Las consecuencias no se hicieron esperar, la inflación anual pasó de 27 por ciento en 2015 (según Ipcba) a 57,3 por ciento a mayo 2019. Según Indec, el nivel de actividad económica cayó 2,5 por ciento en 2018 y 5,8 por ciento entre el I trimestre de este año e igual período de 2018. Como contracara, la tasa de desocupación aumentó del 5,9 por ciento en el III trimestre de 2015 al 10,1 por ciento para igual período de 2019. 

Estos resultados no obedecen a problemas de funcionamiento en los instrumentos utilizados –o a la falta de profundidad en las medidas–, ni a un problema cultural de los argentinos, sino a fallas teórico-conceptuales. De aquí en más, un plan antinflacionario debería construirse desde premisas teóricas acordes a la realidad económica y no a ilusiones teóricas que favorecen intereses financieros a costa de la producción y el consumo. 

Primero, el sistema económico no es un mercado abstracto de subasta donde asisten consumidores y productores, sino un circuito económico concreto que se inicia en la producción para ser vendido después en mercados por lo general oligopólicos. En consecuencia, si el Banco Central se enfoca en sacar dinero de circulación esto tiene como efectos cortar la cadena de pagos en la producción, desviando fondos a los bancos, y hacer caer la rentabilidad de la economía real; lo que se expresa en inflación de costos con recesión.

Segundo, la moneda tiene como función principal ser un puente entre el presente y el futuro. Un puente que necesita cimientos firmes, sostenido en la producción y el trabajo. Por lo tanto, la confianza en la moneda se genera con un modelo de país diseñado para generar certidumbre sobre la posibilidad de pagar la deuda con recaudación propia, producto del crecimiento. No a través de una escasez intencional de medios de pagos, en un intento de pagar deuda financiera incrementando la deuda social.

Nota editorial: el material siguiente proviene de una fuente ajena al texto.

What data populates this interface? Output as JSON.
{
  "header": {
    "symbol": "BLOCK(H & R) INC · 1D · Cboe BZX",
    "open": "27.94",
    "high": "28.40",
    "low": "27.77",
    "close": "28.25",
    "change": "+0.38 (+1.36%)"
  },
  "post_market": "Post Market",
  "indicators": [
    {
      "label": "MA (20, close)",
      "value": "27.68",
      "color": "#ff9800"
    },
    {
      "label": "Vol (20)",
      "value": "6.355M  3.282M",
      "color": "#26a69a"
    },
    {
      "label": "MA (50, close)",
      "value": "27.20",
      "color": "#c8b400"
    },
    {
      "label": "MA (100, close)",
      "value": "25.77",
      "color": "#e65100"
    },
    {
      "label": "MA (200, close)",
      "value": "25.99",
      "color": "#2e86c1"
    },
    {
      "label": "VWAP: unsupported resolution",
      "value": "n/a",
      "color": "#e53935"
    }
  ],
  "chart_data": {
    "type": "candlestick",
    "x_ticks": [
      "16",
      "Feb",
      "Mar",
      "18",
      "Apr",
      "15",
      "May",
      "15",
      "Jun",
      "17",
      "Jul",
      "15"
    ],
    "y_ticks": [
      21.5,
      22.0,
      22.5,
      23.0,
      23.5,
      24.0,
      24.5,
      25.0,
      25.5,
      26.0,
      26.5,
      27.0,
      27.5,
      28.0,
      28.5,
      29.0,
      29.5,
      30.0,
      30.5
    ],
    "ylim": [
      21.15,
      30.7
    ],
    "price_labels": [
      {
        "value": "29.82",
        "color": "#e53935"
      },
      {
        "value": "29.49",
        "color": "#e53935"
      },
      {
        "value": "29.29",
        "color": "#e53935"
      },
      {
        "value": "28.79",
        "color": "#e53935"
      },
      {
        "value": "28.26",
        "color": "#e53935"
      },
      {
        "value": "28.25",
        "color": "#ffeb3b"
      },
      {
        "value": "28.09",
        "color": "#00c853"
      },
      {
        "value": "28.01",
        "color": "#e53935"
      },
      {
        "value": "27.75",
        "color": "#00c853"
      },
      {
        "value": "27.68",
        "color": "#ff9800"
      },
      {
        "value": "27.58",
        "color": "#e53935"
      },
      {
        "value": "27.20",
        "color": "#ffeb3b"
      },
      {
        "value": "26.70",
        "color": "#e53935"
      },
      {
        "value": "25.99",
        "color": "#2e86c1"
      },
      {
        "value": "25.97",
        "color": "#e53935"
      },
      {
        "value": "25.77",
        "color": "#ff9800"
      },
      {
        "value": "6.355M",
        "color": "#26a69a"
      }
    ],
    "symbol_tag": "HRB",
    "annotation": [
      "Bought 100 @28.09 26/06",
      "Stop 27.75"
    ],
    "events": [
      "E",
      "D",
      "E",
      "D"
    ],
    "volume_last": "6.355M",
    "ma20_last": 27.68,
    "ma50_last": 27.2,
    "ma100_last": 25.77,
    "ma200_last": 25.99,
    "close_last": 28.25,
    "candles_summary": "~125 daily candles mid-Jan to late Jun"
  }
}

A partir de estas premisas teóricas se desprenden las medidas necesarias para reconstruir la demanda de moneda nacional. Primero, poner en funcionamiento la producción reconstruyendo la cadena de pagos hoy quebrada, a través del crédito accesible a la producción y el consumo. Esto aumentará automáticamente la demanda de dinero para las transacciones productivas, frenando la compra de dólares. Segundo, recomponer la confianza en la viabilidad económica de la Argentina a largo plazo. Esto requiere recuperar capacidad fiscal y financiera con: a) un nuevo programa de vencimientos global de la deuda pública acorde a la capacidad de pagos de un país en marcha; lo que comprende renegociar la deuda del tesoro y del Banco Central; b) una reforma tributaria que permita recaudar recursos de los sectores proveedores de divisas genuinas –primario-exportadores y financieros–; c) la transformación, a través de las sucesivas renovaciones, de la deuda en dólares por deuda en pesos; y d) repensar una arquitectura bancaria heterogénea y al servicio de la producción y del trabajo.

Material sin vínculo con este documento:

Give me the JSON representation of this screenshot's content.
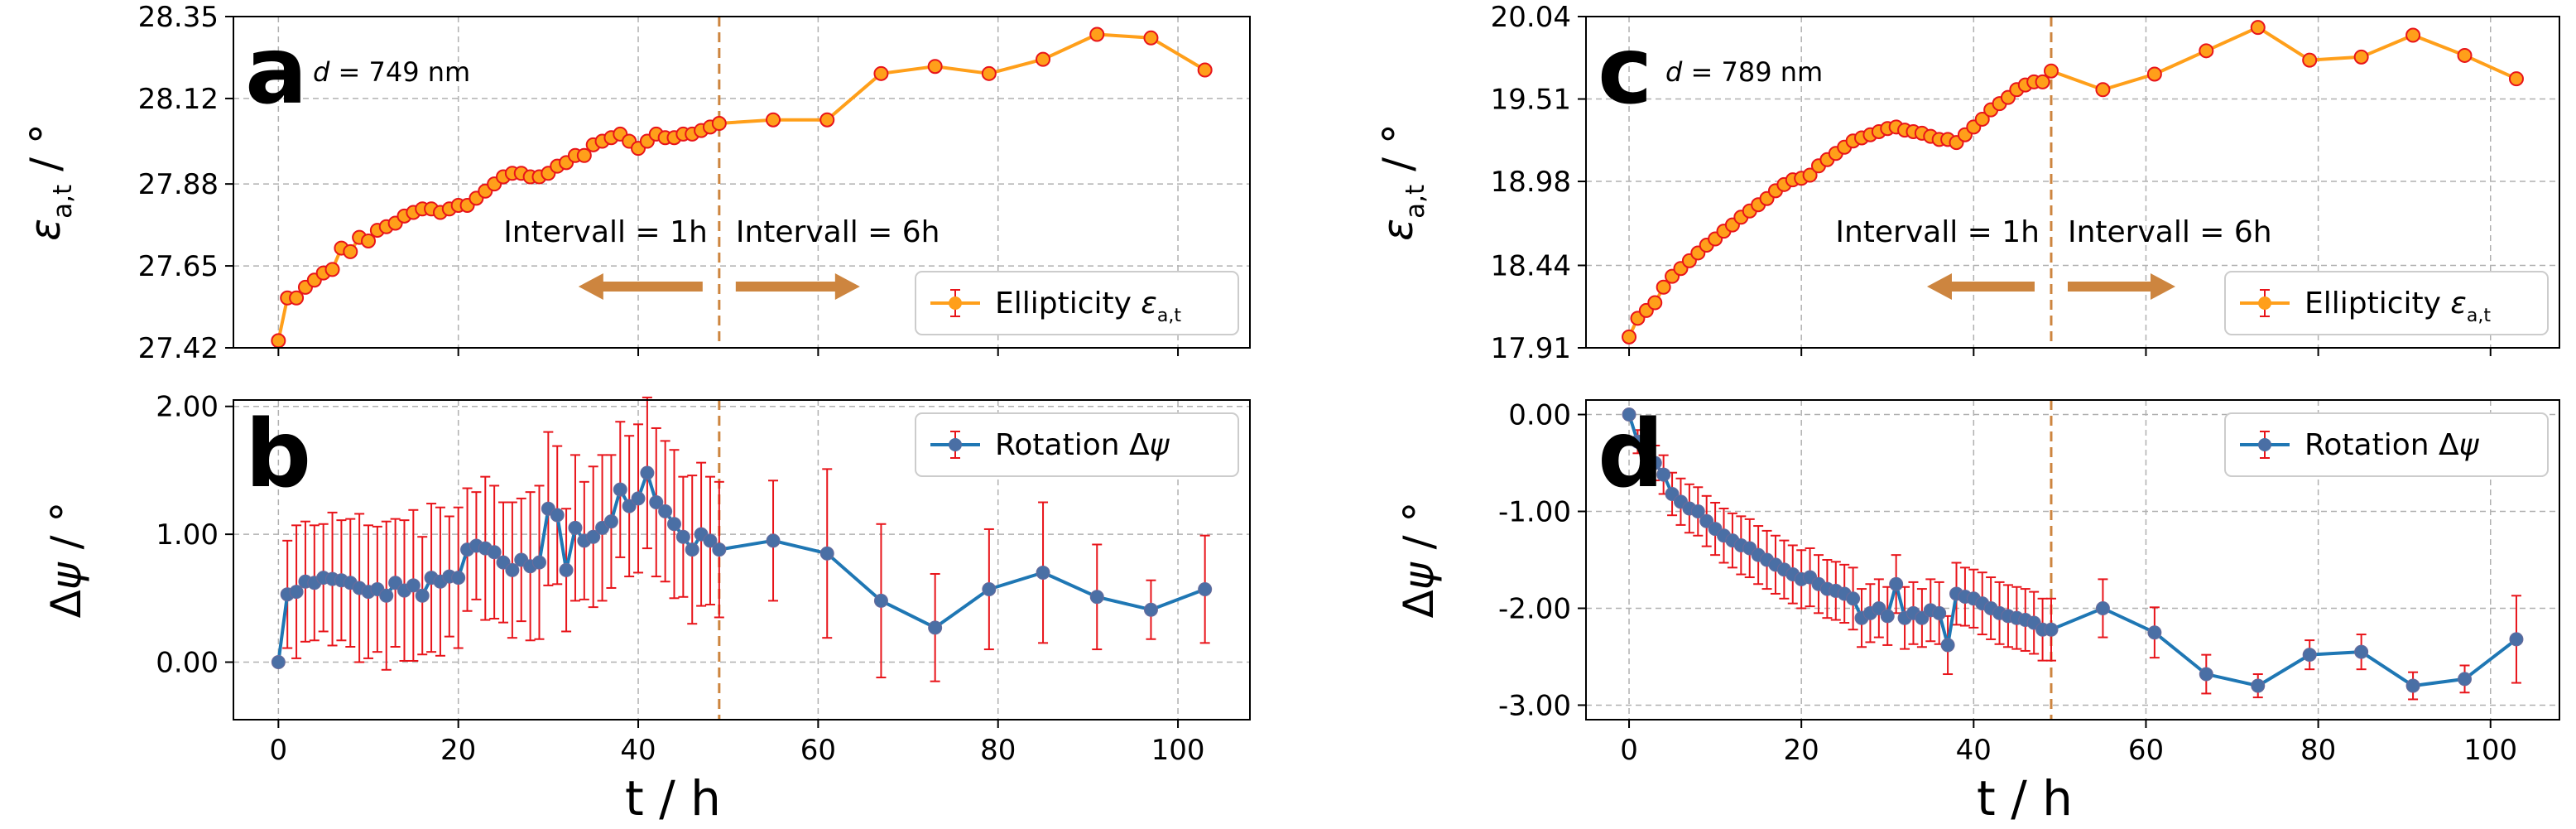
{
  "figure": {
    "x_axis_label": "t / h",
    "colors": {
      "ellipticity": "#ff9f1a",
      "rotation": "#1f77b4",
      "errorbar": "#e8141a",
      "marker_edge": "#6b6b9b",
      "interval_line": "#cd853f",
      "arrow": "#cd853f"
    }
  },
  "chart_data": [
    {
      "id": "a",
      "type": "line",
      "label": "a",
      "sample": "d = 749 nm",
      "ylabel": "ε_a,t / °",
      "xlim": [
        -5,
        108
      ],
      "ylim": [
        27.42,
        28.35
      ],
      "yticks": [
        "27.42",
        "27.65",
        "27.88",
        "28.12",
        "28.35"
      ],
      "ytick_values": [
        27.42,
        27.65,
        27.88,
        28.12,
        28.35
      ],
      "xticks": [
        0,
        20,
        40,
        60,
        80,
        100
      ],
      "show_xticklabels": false,
      "interval_line_x": 49,
      "annotations": [
        "Intervall = 1h",
        "Intervall = 6h"
      ],
      "legend": "Ellipticity ε_a,t",
      "legend_position": "lower-right",
      "series": [
        {
          "name": "Ellipticity",
          "color": "#ff9f1a",
          "marker": "#ff9f1a",
          "x": [
            0,
            1,
            2,
            3,
            4,
            5,
            6,
            7,
            8,
            9,
            10,
            11,
            12,
            13,
            14,
            15,
            16,
            17,
            18,
            19,
            20,
            21,
            22,
            23,
            24,
            25,
            26,
            27,
            28,
            29,
            30,
            31,
            32,
            33,
            34,
            35,
            36,
            37,
            38,
            39,
            40,
            41,
            42,
            43,
            44,
            45,
            46,
            47,
            48,
            49,
            55,
            61,
            67,
            73,
            79,
            85,
            91,
            97,
            103
          ],
          "y": [
            27.44,
            27.56,
            27.56,
            27.59,
            27.61,
            27.63,
            27.64,
            27.7,
            27.69,
            27.73,
            27.72,
            27.75,
            27.76,
            27.77,
            27.79,
            27.8,
            27.81,
            27.81,
            27.8,
            27.81,
            27.82,
            27.82,
            27.84,
            27.86,
            27.88,
            27.9,
            27.91,
            27.91,
            27.9,
            27.9,
            27.91,
            27.93,
            27.94,
            27.96,
            27.96,
            27.99,
            28.0,
            28.01,
            28.02,
            28.0,
            27.98,
            28.0,
            28.02,
            28.01,
            28.01,
            28.02,
            28.02,
            28.03,
            28.04,
            28.05,
            28.06,
            28.06,
            28.19,
            28.21,
            28.19,
            28.23,
            28.3,
            28.29,
            28.2
          ],
          "err": 0.006
        }
      ]
    },
    {
      "id": "b",
      "type": "line",
      "label": "b",
      "ylabel": "Δψ / °",
      "xlim": [
        -5,
        108
      ],
      "ylim": [
        -0.45,
        2.05
      ],
      "yticks": [
        "0.00",
        "1.00",
        "2.00"
      ],
      "ytick_values": [
        0,
        1,
        2
      ],
      "xticks": [
        0,
        20,
        40,
        60,
        80,
        100
      ],
      "show_xticklabels": true,
      "interval_line_x": 49,
      "legend": "Rotation Δψ",
      "legend_position": "top-right",
      "series": [
        {
          "name": "Rotation",
          "color": "#1f77b4",
          "marker": "#4a6fa5",
          "x": [
            0,
            1,
            2,
            3,
            4,
            5,
            6,
            7,
            8,
            9,
            10,
            11,
            12,
            13,
            14,
            15,
            16,
            17,
            18,
            19,
            20,
            21,
            22,
            23,
            24,
            25,
            26,
            27,
            28,
            29,
            30,
            31,
            32,
            33,
            34,
            35,
            36,
            37,
            38,
            39,
            40,
            41,
            42,
            43,
            44,
            45,
            46,
            47,
            48,
            49,
            55,
            61,
            67,
            73,
            79,
            85,
            91,
            97,
            103
          ],
          "y": [
            0.0,
            0.53,
            0.55,
            0.63,
            0.62,
            0.66,
            0.65,
            0.64,
            0.62,
            0.58,
            0.55,
            0.57,
            0.52,
            0.62,
            0.56,
            0.6,
            0.52,
            0.66,
            0.63,
            0.67,
            0.66,
            0.88,
            0.91,
            0.89,
            0.86,
            0.78,
            0.72,
            0.8,
            0.75,
            0.78,
            1.2,
            1.15,
            0.72,
            1.05,
            0.95,
            0.98,
            1.05,
            1.1,
            1.35,
            1.22,
            1.28,
            1.48,
            1.25,
            1.18,
            1.08,
            0.98,
            0.88,
            1.0,
            0.95,
            0.88,
            0.95,
            0.85,
            0.48,
            0.27,
            0.57,
            0.7,
            0.51,
            0.41,
            0.57
          ],
          "err": [
            0.02,
            0.42,
            0.52,
            0.47,
            0.45,
            0.42,
            0.52,
            0.47,
            0.5,
            0.58,
            0.52,
            0.49,
            0.58,
            0.5,
            0.55,
            0.59,
            0.46,
            0.58,
            0.58,
            0.47,
            0.55,
            0.48,
            0.42,
            0.56,
            0.52,
            0.47,
            0.53,
            0.48,
            0.58,
            0.6,
            0.6,
            0.54,
            0.48,
            0.57,
            0.46,
            0.55,
            0.57,
            0.52,
            0.53,
            0.55,
            0.58,
            0.59,
            0.58,
            0.55,
            0.58,
            0.47,
            0.58,
            0.56,
            0.5,
            0.53,
            0.47,
            0.66,
            0.6,
            0.42,
            0.47,
            0.55,
            0.41,
            0.23,
            0.42
          ]
        }
      ]
    },
    {
      "id": "c",
      "type": "line",
      "label": "c",
      "sample": "d = 789 nm",
      "ylabel": "ε_a,t / °",
      "xlim": [
        -5,
        108
      ],
      "ylim": [
        17.91,
        20.04
      ],
      "yticks": [
        "17.91",
        "18.44",
        "18.98",
        "19.51",
        "20.04"
      ],
      "ytick_values": [
        17.91,
        18.44,
        18.98,
        19.51,
        20.04
      ],
      "xticks": [
        0,
        20,
        40,
        60,
        80,
        100
      ],
      "show_xticklabels": false,
      "interval_line_x": 49,
      "annotations": [
        "Intervall = 1h",
        "Intervall = 6h"
      ],
      "legend": "Ellipticity ε_a,t",
      "legend_position": "lower-right",
      "series": [
        {
          "name": "Ellipticity",
          "color": "#ff9f1a",
          "marker": "#ff9f1a",
          "x": [
            0,
            1,
            2,
            3,
            4,
            5,
            6,
            7,
            8,
            9,
            10,
            11,
            12,
            13,
            14,
            15,
            16,
            17,
            18,
            19,
            20,
            21,
            22,
            23,
            24,
            25,
            26,
            27,
            28,
            29,
            30,
            31,
            32,
            33,
            34,
            35,
            36,
            37,
            38,
            39,
            40,
            41,
            42,
            43,
            44,
            45,
            46,
            47,
            48,
            49,
            55,
            61,
            67,
            73,
            79,
            85,
            91,
            97,
            103
          ],
          "y": [
            17.98,
            18.1,
            18.15,
            18.2,
            18.3,
            18.37,
            18.42,
            18.47,
            18.52,
            18.57,
            18.61,
            18.66,
            18.7,
            18.75,
            18.79,
            18.83,
            18.87,
            18.92,
            18.96,
            18.99,
            19.0,
            19.02,
            19.08,
            19.12,
            19.16,
            19.2,
            19.24,
            19.26,
            19.28,
            19.3,
            19.32,
            19.33,
            19.31,
            19.3,
            19.29,
            19.27,
            19.25,
            19.25,
            19.23,
            19.28,
            19.33,
            19.38,
            19.44,
            19.48,
            19.52,
            19.57,
            19.6,
            19.62,
            19.62,
            19.69,
            19.57,
            19.67,
            19.82,
            19.97,
            19.76,
            19.78,
            19.92,
            19.79,
            19.64
          ],
          "err": 0.01
        }
      ]
    },
    {
      "id": "d",
      "type": "line",
      "label": "d",
      "ylabel": "Δψ / °",
      "xlim": [
        -5,
        108
      ],
      "ylim": [
        -3.15,
        0.15
      ],
      "yticks": [
        "0.00",
        "-1.00",
        "-2.00",
        "-3.00"
      ],
      "ytick_values": [
        0,
        -1,
        -2,
        -3
      ],
      "xticks": [
        0,
        20,
        40,
        60,
        80,
        100
      ],
      "show_xticklabels": true,
      "interval_line_x": 49,
      "legend": "Rotation Δψ",
      "legend_position": "top-right",
      "series": [
        {
          "name": "Rotation",
          "color": "#1f77b4",
          "marker": "#4a6fa5",
          "x": [
            0,
            1,
            2,
            3,
            4,
            5,
            6,
            7,
            8,
            9,
            10,
            11,
            12,
            13,
            14,
            15,
            16,
            17,
            18,
            19,
            20,
            21,
            22,
            23,
            24,
            25,
            26,
            27,
            28,
            29,
            30,
            31,
            32,
            33,
            34,
            35,
            36,
            37,
            38,
            39,
            40,
            41,
            42,
            43,
            44,
            45,
            46,
            47,
            48,
            49,
            55,
            61,
            67,
            73,
            79,
            85,
            91,
            97,
            103
          ],
          "y": [
            0.0,
            -0.28,
            -0.4,
            -0.5,
            -0.62,
            -0.82,
            -0.9,
            -0.97,
            -1.0,
            -1.1,
            -1.18,
            -1.25,
            -1.3,
            -1.35,
            -1.38,
            -1.45,
            -1.5,
            -1.55,
            -1.6,
            -1.65,
            -1.7,
            -1.68,
            -1.75,
            -1.8,
            -1.82,
            -1.85,
            -1.9,
            -2.1,
            -2.05,
            -2.0,
            -2.08,
            -1.75,
            -2.1,
            -2.05,
            -2.1,
            -2.02,
            -2.05,
            -2.38,
            -1.85,
            -1.88,
            -1.9,
            -1.95,
            -2.0,
            -2.05,
            -2.08,
            -2.1,
            -2.12,
            -2.15,
            -2.22,
            -2.22,
            -2.0,
            -2.25,
            -2.68,
            -2.8,
            -2.48,
            -2.45,
            -2.8,
            -2.73,
            -2.32
          ],
          "err": [
            0.02,
            0.12,
            0.15,
            0.18,
            0.2,
            0.22,
            0.24,
            0.25,
            0.25,
            0.26,
            0.27,
            0.28,
            0.28,
            0.3,
            0.3,
            0.3,
            0.3,
            0.3,
            0.3,
            0.3,
            0.3,
            0.3,
            0.3,
            0.3,
            0.3,
            0.3,
            0.32,
            0.3,
            0.3,
            0.3,
            0.3,
            0.3,
            0.32,
            0.32,
            0.3,
            0.32,
            0.32,
            0.3,
            0.32,
            0.3,
            0.3,
            0.32,
            0.32,
            0.32,
            0.32,
            0.32,
            0.32,
            0.32,
            0.32,
            0.32,
            0.3,
            0.26,
            0.2,
            0.12,
            0.15,
            0.18,
            0.14,
            0.14,
            0.45
          ]
        }
      ]
    }
  ]
}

El mensaje es evidente, los datos hablan. Para bajar la inflación hay que reconstruir confianza social en nuestra moneda y esto no se logra restringiendo su uso presente, sino generando hoy la confianza política y económica para garantizar su demanda futura. 

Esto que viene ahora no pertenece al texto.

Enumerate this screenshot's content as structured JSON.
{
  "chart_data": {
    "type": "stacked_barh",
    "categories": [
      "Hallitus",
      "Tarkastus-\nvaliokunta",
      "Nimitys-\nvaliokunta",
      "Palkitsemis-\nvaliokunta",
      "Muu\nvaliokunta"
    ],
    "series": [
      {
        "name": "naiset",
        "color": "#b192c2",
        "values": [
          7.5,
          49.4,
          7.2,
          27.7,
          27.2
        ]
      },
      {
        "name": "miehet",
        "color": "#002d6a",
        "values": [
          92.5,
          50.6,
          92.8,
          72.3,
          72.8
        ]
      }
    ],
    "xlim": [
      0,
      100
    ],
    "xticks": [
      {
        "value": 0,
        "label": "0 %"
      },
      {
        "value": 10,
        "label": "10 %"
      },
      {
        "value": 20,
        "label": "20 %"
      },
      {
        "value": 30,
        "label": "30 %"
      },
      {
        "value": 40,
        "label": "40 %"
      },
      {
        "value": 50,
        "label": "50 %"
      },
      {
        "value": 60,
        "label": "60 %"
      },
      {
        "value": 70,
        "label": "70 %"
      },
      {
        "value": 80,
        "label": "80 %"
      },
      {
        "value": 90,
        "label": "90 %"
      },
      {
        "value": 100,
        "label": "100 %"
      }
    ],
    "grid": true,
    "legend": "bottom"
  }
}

* Economista Conicet/Usina.

** Sociólogo Unsam/Usina.


Falta un programa

Por Ana Gárriz *

Tras experimentar tasas de inflación récord en los últimos 28 años, en 2019 Argentina integrará, por undécima vez consecutiva, el top ten de naciones con mayores aumentos de precios en el conjunto de bienes y servicios representativo del gasto de los hogares. Ante este panorama, indagar sobre los márgenes de acción de la política pública en la materia se vuelve prioritario. Pero, como en la mayoría de los grandes debates económicos, entre los especialistas no existe un consenso acabado sobre las causas del fenómeno y, por lo tanto, menos aún sobre qué hacer para reducirlo. 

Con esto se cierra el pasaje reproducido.